Of course, it helps if those others have more to say for themselves than Moraz, which is hardly the case here. On most of the songs he works with longtime collaborator John McBurnie, whose versatile voice and platitudinous poesy seem perfectly matched to Moraz's glibness. The result is progressive rock pabulum that sports enough technology and fashionable sound effects to seem quite current, but which rarely ventures beyond the merely listenable. Only ocasionally, as in "Life in the Underworld," do sparks fly.
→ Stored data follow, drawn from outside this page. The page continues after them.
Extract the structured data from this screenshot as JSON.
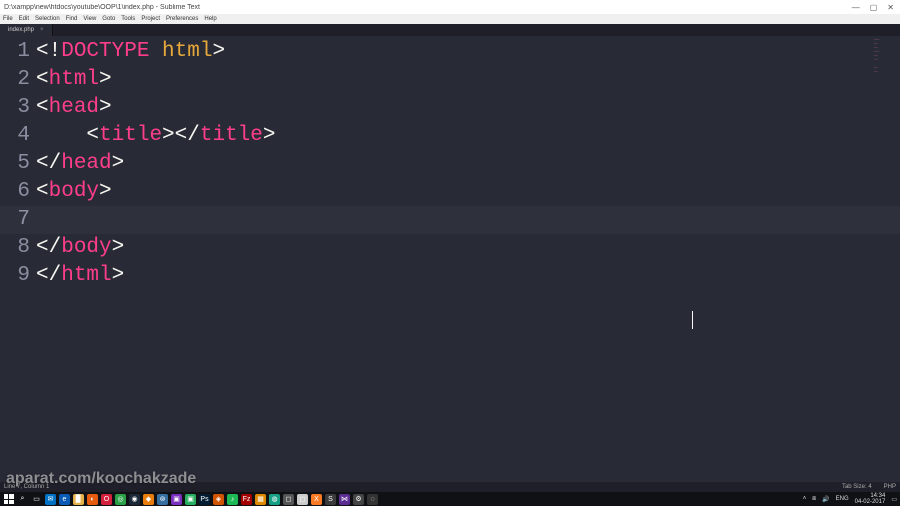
{
  "titlebar": {
    "path": "D:\\xampp\\new\\htdocs\\youtube\\OOP\\1\\index.php - Sublime Text"
  },
  "window_controls": {
    "min": "—",
    "max": "▢",
    "close": "✕"
  },
  "menu": {
    "file": "File",
    "edit": "Edit",
    "selection": "Selection",
    "find": "Find",
    "view": "View",
    "goto": "Goto",
    "tools": "Tools",
    "project": "Project",
    "preferences": "Preferences",
    "help": "Help"
  },
  "tab": {
    "name": "index.php",
    "close": "×"
  },
  "gutter": [
    "1",
    "2",
    "3",
    "4",
    "5",
    "6",
    "7",
    "8",
    "9"
  ],
  "code": {
    "l1": {
      "a": "<!",
      "b": "DOCTYPE",
      "c": " html",
      "d": ">"
    },
    "l2": {
      "a": "<",
      "b": "html",
      "c": ">"
    },
    "l3": {
      "a": "<",
      "b": "head",
      "c": ">"
    },
    "l4": {
      "indent": "    ",
      "a": "<",
      "b": "title",
      "c": "></",
      "d": "title",
      "e": ">"
    },
    "l5": {
      "a": "</",
      "b": "head",
      "c": ">"
    },
    "l6": {
      "a": "<",
      "b": "body",
      "c": ">"
    },
    "l7": "",
    "l8": {
      "a": "</",
      "b": "body",
      "c": ">"
    },
    "l9": {
      "a": "</",
      "b": "html",
      "c": ">"
    }
  },
  "status": {
    "left": "Line 7, Column 1",
    "tabsize": "Tab Size: 4",
    "syntax": "PHP"
  },
  "watermark": "aparat.com/koochakzade",
  "tray": {
    "lang": "ENG",
    "time": "14:34",
    "date": "04-02-2017"
  },
  "taskbar_icons": [
    {
      "name": "start",
      "bg": "#101114",
      "glyph": ""
    },
    {
      "name": "search",
      "bg": "#101114",
      "glyph": "⌕"
    },
    {
      "name": "taskview",
      "bg": "#101114",
      "glyph": "▭"
    },
    {
      "name": "mail",
      "bg": "#0072c6",
      "glyph": "✉"
    },
    {
      "name": "edge",
      "bg": "#0a5bb5",
      "glyph": "e"
    },
    {
      "name": "explorer",
      "bg": "#e6b04a",
      "glyph": "▉"
    },
    {
      "name": "firefox",
      "bg": "#e55b10",
      "glyph": "◐"
    },
    {
      "name": "opera",
      "bg": "#d4213d",
      "glyph": "O"
    },
    {
      "name": "chrome",
      "bg": "#2aa147",
      "glyph": "◎"
    },
    {
      "name": "steam",
      "bg": "#1b2838",
      "glyph": "◉"
    },
    {
      "name": "blender",
      "bg": "#e87d0d",
      "glyph": "◆"
    },
    {
      "name": "python",
      "bg": "#356f9f",
      "glyph": "⊚"
    },
    {
      "name": "app-purple",
      "bg": "#7b2fbf",
      "glyph": "▣"
    },
    {
      "name": "app-green",
      "bg": "#27ae60",
      "glyph": "▣"
    },
    {
      "name": "photoshop",
      "bg": "#001d34",
      "glyph": "Ps"
    },
    {
      "name": "app-orange",
      "bg": "#d35400",
      "glyph": "◈"
    },
    {
      "name": "spotify",
      "bg": "#1db954",
      "glyph": "♪"
    },
    {
      "name": "filezilla",
      "bg": "#a50000",
      "glyph": "Fz"
    },
    {
      "name": "mysql",
      "bg": "#dd8a00",
      "glyph": "▦"
    },
    {
      "name": "app-teal",
      "bg": "#16a085",
      "glyph": "◍"
    },
    {
      "name": "app-grey",
      "bg": "#555",
      "glyph": "◻"
    },
    {
      "name": "app-white",
      "bg": "#ccc",
      "glyph": "◻"
    },
    {
      "name": "xampp",
      "bg": "#fb7a24",
      "glyph": "X"
    },
    {
      "name": "sublime",
      "bg": "#3b3b3b",
      "glyph": "S"
    },
    {
      "name": "vs",
      "bg": "#5c2d91",
      "glyph": "⋈"
    },
    {
      "name": "app-gear",
      "bg": "#444",
      "glyph": "⚙"
    },
    {
      "name": "app-last",
      "bg": "#333",
      "glyph": "◌"
    }
  ]
}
Which is a shame, because Moraz's solos haven't always been so dull. "Future Memories," an album of "instant compositions" recorded from a 1977 French broadcast and recently issued in America, has its share of instrumental foundering but the Gamelan-inspired "Eastern Sundays" more than compensates. "Coexistence," a 1980 collaboration with the band "Syrinx" that has also just earned American release, rambles a bit but is blessed with a lyric sensibility that suggests the pastoral eloquence of Ennio Morricone. PATRICK MORAZ -- "Timecode" (Passport B6039); "Future Memories" (PVC 8922); "Coexistence" (PVC 8923); appearing Friday with Bill Bruford at the University of Maryland's Grand Ballroom.